To catch up on this topic, please flashback to last week's "Crossroads" podcast post: "ChurchClarity.org: Sometimes asking blunt questions about doctrine makes news." Then, to get some hints at where I am going with all this, please glace here, as well: "Here we go again: When covering campus LGBTQ disputes, always look for doctrinal covenants."

The way I see it, both of those posts are related to the Hooters video at the top of this post. I kid you not.

The other day, our own Bobby Ross, Jr., showed remarkable restraint when, in one of his Friday Five collections, he mentioned an interesting controversy on a Christian college campus in West Texas. Here is a piece of the story he mentioned, which ran at The Dallas Morning News under this headline: "Abilene Christian University urges students: Don't work at Hooters."

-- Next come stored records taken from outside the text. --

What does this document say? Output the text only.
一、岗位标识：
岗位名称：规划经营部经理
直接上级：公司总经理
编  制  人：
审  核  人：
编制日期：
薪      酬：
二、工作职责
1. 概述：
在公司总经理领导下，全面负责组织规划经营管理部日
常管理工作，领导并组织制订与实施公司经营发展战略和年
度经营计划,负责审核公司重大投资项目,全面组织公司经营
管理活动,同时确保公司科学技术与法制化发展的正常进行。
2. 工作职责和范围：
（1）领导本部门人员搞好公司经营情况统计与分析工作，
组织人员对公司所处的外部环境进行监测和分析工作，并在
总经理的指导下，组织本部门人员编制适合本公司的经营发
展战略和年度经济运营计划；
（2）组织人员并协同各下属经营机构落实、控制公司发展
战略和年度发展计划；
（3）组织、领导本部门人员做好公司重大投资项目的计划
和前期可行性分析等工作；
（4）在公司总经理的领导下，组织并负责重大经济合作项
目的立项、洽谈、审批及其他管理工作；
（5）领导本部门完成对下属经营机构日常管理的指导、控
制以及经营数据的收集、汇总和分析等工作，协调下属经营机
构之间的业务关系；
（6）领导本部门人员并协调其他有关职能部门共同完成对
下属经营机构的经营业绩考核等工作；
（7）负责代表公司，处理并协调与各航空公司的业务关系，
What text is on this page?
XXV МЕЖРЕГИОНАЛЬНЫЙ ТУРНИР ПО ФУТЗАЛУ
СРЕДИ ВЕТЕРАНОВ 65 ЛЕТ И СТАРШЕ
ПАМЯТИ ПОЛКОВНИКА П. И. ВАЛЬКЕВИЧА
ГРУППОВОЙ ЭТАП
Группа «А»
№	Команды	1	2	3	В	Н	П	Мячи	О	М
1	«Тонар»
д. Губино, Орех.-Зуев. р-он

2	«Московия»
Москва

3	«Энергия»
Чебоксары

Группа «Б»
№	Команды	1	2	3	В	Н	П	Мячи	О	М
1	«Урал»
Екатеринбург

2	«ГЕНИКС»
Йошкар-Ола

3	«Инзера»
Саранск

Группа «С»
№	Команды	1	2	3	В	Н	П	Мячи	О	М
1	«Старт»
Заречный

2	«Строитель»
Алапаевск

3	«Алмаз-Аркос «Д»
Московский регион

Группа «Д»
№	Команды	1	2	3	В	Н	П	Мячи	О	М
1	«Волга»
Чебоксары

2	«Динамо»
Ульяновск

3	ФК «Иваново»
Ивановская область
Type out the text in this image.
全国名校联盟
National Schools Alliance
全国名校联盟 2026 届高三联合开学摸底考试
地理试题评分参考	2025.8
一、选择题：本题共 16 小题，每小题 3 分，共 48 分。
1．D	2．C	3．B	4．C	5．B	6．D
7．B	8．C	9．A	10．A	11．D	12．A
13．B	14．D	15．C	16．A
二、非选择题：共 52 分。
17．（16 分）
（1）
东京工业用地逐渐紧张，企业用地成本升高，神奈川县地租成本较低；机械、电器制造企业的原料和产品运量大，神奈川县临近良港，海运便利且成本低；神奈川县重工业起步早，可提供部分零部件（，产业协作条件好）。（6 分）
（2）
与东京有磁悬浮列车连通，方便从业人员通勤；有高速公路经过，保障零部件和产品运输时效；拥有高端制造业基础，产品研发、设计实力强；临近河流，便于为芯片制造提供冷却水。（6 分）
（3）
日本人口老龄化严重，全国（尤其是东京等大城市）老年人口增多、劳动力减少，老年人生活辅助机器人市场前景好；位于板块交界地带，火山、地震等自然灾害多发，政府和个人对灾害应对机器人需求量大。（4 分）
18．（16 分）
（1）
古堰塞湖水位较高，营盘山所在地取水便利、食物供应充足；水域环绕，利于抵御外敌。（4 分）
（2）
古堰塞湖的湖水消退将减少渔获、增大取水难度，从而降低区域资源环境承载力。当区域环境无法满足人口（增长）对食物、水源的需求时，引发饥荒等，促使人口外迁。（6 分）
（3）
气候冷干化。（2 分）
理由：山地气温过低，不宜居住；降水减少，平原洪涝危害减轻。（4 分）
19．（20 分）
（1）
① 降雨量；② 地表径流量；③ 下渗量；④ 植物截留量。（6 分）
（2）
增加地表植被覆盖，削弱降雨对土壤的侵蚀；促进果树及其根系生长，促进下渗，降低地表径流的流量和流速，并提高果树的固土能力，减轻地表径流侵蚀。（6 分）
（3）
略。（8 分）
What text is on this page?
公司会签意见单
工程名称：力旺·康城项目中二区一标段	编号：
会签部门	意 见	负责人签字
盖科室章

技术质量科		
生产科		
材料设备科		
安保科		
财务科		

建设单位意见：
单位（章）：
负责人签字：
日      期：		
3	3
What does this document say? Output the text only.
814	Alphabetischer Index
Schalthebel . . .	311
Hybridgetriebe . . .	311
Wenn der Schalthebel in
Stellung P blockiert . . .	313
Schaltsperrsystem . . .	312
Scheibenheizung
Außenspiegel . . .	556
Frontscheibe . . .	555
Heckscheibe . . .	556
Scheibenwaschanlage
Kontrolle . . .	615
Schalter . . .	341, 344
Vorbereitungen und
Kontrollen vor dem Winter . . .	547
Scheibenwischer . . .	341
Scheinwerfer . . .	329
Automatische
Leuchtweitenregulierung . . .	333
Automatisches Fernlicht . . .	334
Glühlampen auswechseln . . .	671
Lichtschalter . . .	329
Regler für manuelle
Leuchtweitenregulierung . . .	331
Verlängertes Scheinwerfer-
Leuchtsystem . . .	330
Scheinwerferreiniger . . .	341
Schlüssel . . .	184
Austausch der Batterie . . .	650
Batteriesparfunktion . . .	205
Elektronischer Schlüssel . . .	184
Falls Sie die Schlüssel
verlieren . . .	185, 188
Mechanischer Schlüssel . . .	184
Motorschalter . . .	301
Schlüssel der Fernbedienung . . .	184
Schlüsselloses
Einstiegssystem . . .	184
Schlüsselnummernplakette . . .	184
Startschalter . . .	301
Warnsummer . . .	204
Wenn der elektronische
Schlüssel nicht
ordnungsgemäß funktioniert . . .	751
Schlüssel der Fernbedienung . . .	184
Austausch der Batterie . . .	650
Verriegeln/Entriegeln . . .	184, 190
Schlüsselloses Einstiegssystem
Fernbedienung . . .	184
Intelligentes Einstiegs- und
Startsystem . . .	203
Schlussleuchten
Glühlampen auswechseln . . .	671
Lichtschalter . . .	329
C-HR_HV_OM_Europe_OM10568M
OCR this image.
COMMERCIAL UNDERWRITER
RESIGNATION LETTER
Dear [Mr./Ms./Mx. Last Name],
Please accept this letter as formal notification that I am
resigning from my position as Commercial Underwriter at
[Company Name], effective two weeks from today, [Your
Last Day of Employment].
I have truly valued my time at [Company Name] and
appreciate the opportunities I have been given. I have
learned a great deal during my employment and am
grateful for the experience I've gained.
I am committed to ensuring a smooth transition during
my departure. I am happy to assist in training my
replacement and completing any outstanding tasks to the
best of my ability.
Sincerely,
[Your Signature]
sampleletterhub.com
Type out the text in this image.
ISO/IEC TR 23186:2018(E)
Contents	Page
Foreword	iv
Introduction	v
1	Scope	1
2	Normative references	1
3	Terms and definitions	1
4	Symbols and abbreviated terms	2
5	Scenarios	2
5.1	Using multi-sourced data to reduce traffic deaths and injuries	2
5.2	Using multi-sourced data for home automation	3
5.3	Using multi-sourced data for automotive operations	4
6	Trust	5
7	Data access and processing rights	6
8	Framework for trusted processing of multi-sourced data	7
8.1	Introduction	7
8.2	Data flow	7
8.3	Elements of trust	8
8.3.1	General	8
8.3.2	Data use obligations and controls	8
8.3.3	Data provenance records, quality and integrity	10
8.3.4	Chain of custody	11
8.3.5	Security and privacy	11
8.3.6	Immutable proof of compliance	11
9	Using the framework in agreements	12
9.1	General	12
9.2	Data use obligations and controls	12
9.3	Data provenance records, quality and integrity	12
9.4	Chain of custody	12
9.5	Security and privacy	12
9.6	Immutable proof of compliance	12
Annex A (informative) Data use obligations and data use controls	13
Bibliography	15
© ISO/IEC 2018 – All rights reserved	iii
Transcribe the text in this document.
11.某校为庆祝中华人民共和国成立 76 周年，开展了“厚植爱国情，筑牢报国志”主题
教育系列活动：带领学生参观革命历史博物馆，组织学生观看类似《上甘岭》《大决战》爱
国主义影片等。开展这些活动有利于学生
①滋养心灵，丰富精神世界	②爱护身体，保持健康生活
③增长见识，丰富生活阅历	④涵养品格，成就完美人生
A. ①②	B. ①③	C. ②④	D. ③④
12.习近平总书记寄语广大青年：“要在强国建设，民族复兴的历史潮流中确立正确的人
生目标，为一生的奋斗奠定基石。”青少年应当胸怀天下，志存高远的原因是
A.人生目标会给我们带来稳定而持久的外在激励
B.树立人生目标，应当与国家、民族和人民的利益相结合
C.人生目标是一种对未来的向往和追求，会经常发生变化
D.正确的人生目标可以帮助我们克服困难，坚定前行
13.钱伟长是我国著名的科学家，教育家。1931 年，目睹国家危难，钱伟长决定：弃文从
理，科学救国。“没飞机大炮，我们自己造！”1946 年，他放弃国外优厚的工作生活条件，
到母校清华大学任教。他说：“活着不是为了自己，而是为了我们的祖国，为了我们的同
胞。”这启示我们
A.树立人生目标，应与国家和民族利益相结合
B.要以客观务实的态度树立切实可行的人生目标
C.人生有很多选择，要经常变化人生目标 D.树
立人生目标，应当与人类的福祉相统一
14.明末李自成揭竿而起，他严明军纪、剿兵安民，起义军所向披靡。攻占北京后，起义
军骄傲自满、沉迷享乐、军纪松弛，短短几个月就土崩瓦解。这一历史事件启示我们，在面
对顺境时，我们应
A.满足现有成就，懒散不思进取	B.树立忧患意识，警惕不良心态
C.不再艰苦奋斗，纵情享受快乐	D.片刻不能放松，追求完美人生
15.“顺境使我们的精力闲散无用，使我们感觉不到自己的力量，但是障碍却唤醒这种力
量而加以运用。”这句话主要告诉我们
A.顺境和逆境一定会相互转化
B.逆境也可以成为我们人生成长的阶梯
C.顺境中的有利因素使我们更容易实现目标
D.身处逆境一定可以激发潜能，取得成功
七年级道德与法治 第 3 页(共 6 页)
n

Hooters is set to open in Abilene this month, but students at Abilene Christian University are being urged not to apply for jobs there. ...
In a written statement, Emerald Cassidy, the school's director of public and media relations, told the station that "we have asked students to consider both what Hooters represents and whether that is something they really want to support in terms of both their faith and the value this business model places on women."

Now, pay close attention to this part:

According to the university handbook, Cassady said, students are challenged to make decisions "that ultimately glorify God" whether on or off campus, adding that the university could review any student it felt did not uphold that standard on a case-by-case basis.

Yes, lurking in that paragraph is an implied reference -- specifics would be soooo much better -- to some kind of doctrinal statement or lifestyle covenant that frames moral and social issues for ACU students.

Yes, that would be precisely the kind of document that your GetReligionistas have consistently urged journalists to find online, when covering stories about hot-button issues in Christian education.